Total time: 38 min • Prep: 30 min • Cook: 8 min • Serves: 12 • Difficulty: Easy

Lean ground beef is combined with bulgur and fragrant spices in this easy party appetiser—perfect finger food for your holiday gathering!

Ingredients

Uncooked bulgur

½ cup(s)

Uncooked 93% lean ground beef

½ pound(s)

Uncooked scallions

¼ cup(s), sliced

Cilantro

3 tbsp(s), fresh, chopped, divided

Minced garlic

1¼ tsp(s), divided

Cumin seeds

1¼ tsp(s), divided

Table salt

¾ tsp(s), divided

Smoked paprika

½ tsp(s)

Ground cinnamon

¼ tsp(s)

Plain fat free yogurt

1 cup(s)

Cucumber

¼ cup(s), finely diced

Radishes

2 tbsp(s), sliced, finely diced

Fresh dill

1 tbsp(s), fresh, chopped

Instructions

1

Cook or soak bulgur according to package directions; drain any excess water and let cool.

2

Place oven rack in centre of oven and preheat oven to 425ºF. Coat baking pan with cooking spray.

3

Put beef, scallions, 2 tablespoons of cilantro, 1 teaspoon each of garlic and cumin, 1/2 teaspoon of salt, paprika, cinnamon and drained bulgur in a large bowl; combine ingredients with your hands until well-mixed.

4

Roll meatball mixture into twenty-four 1 1/4-inch balls; place on prepared pan.

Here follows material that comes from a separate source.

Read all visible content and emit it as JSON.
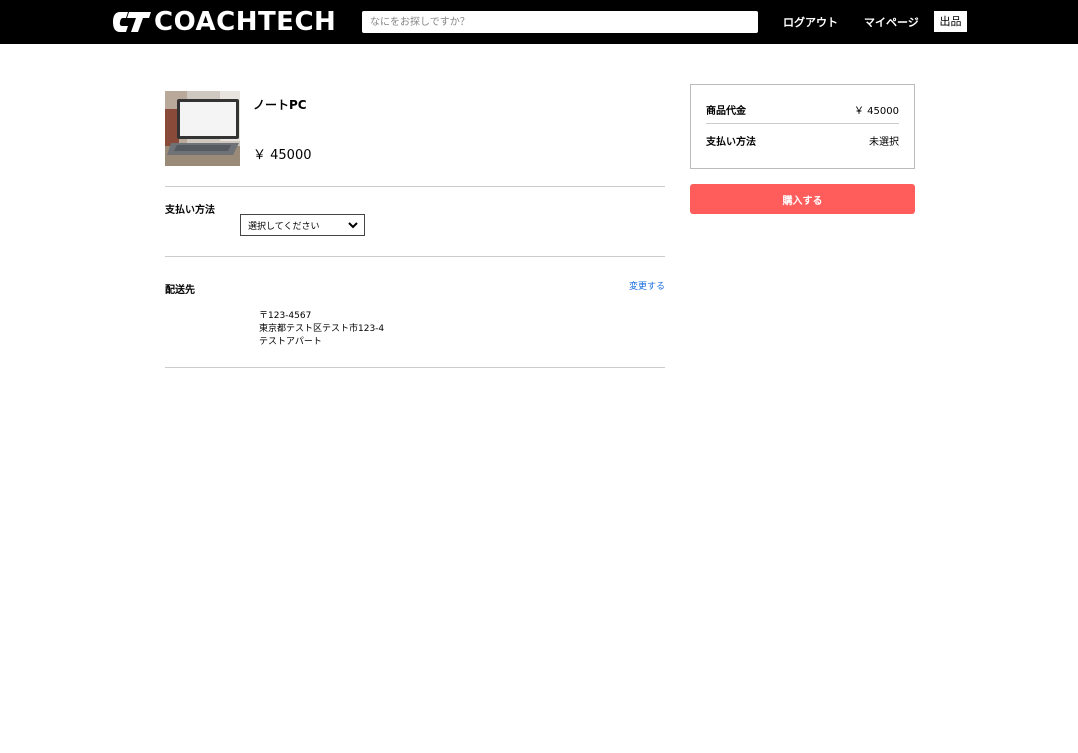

Bake until lightly browned and cooked through, about 10 to 12 minutes.

5

Meanwhile, to make dipping sauce, combine yogurt, cucumber, radish, dill, remaining tablespoon of cilantro, and remaining 1/4 teaspoon each of garlic, cumin and salt in a small bowl; mix well.

6

To serve, place meatballs on a serving platter with toothpicks and spoon sauce into a small bowl. Yields 2 meatballs and about 1 1/2 tablespoons of sauce per serving.